Jakarta (ANTARA) - Seiring dengan meredanya kasus COVID-19, pemerintah mulai mengizinkan sejumlah sekolah menjalankan pembelajaran tatap muka (PTM) dengan syarat penerapan protokol kesehatan (prokes) setelah para siswa menjalankan pembelajaran jarak jauh (PJJ) demi mencegah tersebarnya virus corona.

Berdasar fakta di lapangan, PJJ ternyata menimbulkan berbagi permasalahan, mulai dari kejenuhan hingga tekanan yang memicu stres.
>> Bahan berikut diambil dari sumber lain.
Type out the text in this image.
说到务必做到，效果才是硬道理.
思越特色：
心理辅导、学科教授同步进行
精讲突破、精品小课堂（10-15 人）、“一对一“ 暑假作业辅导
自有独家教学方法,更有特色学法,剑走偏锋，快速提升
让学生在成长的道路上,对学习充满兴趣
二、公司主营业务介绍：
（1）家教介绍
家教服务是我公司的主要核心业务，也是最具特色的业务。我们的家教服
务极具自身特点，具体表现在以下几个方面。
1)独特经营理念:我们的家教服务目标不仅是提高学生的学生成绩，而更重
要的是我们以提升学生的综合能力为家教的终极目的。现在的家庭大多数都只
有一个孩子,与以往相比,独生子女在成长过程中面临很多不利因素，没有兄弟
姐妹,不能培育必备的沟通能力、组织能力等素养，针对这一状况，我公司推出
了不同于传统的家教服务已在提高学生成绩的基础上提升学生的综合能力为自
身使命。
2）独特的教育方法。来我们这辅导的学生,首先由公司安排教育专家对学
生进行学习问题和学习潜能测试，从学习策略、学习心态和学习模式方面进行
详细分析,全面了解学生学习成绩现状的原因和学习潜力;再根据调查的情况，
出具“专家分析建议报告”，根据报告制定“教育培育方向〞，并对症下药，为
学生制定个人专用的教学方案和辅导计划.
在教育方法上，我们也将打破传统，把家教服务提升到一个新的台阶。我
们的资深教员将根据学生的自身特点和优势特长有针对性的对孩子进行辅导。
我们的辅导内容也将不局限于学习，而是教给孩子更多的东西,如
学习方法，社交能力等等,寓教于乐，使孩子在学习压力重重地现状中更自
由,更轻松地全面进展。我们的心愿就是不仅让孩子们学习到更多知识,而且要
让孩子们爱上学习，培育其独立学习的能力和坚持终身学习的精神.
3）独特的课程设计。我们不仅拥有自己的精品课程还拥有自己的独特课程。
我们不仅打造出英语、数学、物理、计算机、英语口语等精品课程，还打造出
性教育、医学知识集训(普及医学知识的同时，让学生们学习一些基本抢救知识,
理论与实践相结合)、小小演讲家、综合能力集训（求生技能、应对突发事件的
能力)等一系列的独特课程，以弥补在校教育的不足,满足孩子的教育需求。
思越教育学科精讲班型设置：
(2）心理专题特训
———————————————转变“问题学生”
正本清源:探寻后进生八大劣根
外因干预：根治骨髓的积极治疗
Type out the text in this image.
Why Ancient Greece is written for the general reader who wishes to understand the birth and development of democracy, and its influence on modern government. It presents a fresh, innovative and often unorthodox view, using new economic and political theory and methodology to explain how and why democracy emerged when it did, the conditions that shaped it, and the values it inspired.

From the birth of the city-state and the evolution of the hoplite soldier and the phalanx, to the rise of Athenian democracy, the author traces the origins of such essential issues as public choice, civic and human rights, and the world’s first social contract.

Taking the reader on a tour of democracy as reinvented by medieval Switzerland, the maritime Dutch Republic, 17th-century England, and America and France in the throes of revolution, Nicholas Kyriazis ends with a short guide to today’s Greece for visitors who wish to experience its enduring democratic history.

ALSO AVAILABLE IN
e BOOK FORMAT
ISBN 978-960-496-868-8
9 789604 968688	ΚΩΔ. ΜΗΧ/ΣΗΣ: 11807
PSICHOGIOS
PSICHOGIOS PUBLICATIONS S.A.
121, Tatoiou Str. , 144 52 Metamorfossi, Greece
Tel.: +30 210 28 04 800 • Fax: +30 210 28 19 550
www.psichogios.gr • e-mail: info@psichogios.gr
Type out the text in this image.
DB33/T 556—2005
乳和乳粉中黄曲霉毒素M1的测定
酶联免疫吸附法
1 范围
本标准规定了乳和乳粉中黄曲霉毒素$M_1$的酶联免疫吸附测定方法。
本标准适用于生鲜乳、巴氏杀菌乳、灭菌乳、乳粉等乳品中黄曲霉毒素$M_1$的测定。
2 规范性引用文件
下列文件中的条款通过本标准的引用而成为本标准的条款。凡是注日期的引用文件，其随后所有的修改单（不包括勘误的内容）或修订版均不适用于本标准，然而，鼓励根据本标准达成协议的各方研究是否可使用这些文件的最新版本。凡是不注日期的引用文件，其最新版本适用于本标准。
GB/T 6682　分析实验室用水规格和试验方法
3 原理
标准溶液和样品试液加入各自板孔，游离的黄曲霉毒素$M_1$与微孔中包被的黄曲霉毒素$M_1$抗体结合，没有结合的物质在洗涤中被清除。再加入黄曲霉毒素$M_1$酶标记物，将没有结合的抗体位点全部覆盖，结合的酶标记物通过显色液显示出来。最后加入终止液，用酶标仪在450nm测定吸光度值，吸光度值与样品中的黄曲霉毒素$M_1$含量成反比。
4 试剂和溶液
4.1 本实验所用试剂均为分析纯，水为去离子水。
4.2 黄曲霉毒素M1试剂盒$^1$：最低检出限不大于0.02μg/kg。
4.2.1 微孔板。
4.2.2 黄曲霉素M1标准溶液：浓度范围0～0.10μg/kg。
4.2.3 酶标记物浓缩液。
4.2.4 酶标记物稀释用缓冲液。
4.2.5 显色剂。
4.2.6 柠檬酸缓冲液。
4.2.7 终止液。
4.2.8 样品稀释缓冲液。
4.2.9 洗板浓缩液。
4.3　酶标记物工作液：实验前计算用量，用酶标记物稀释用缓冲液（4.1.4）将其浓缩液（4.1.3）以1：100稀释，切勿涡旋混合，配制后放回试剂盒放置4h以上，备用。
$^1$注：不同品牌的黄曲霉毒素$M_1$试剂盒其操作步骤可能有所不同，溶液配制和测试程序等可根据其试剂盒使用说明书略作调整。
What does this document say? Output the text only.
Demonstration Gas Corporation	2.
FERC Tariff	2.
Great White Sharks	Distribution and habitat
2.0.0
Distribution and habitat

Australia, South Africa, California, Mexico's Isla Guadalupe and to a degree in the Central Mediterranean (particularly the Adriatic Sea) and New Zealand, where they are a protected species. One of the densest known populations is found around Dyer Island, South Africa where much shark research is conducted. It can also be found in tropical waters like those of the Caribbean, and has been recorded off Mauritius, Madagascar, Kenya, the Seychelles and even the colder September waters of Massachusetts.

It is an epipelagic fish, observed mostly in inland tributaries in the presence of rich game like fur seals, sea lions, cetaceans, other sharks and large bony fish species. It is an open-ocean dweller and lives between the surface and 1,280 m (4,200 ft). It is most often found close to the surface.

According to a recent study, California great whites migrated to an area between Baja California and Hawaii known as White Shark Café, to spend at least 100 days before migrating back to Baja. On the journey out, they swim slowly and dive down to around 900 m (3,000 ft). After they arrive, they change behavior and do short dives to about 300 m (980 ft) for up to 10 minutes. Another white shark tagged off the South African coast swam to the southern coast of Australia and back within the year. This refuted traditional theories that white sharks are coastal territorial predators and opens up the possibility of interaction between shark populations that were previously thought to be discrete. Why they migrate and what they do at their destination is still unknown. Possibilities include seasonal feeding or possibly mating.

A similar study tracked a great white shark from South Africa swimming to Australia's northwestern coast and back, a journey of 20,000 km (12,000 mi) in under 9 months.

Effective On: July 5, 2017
Kondisi kecemasan akademik tersebut bila berlangsung terus menerus akan berdampak buruk pada psikologi murid bahkan mengakibatkan learning loss saat PTM dimulai.

Survei yang dilakukan oleh Gerakan Sekolah Menyenangkan menemukan bahwa 70 persen murid yang menjalani PJJ mengalami emosi negatif. Banyaknya tugas yang diberikan tidak sebanding dengan waktu pengerjaannya adalah salah satu pemicu kecemasan pada murid. Hal tersebut dapat memberikan dampak negatif ketika mereka memulai transisi kembali ke sistem PTM.

Baca juga: Tekanan akademis salah satu alasan anak bisa kena gejala depresi

Baca juga: Anak juga bisa stres karena sekolah dari rumah, atasi dengan bermain


Selain itu, emosi negatif ini juga mempengaruhi keseimbangan mental pelajar.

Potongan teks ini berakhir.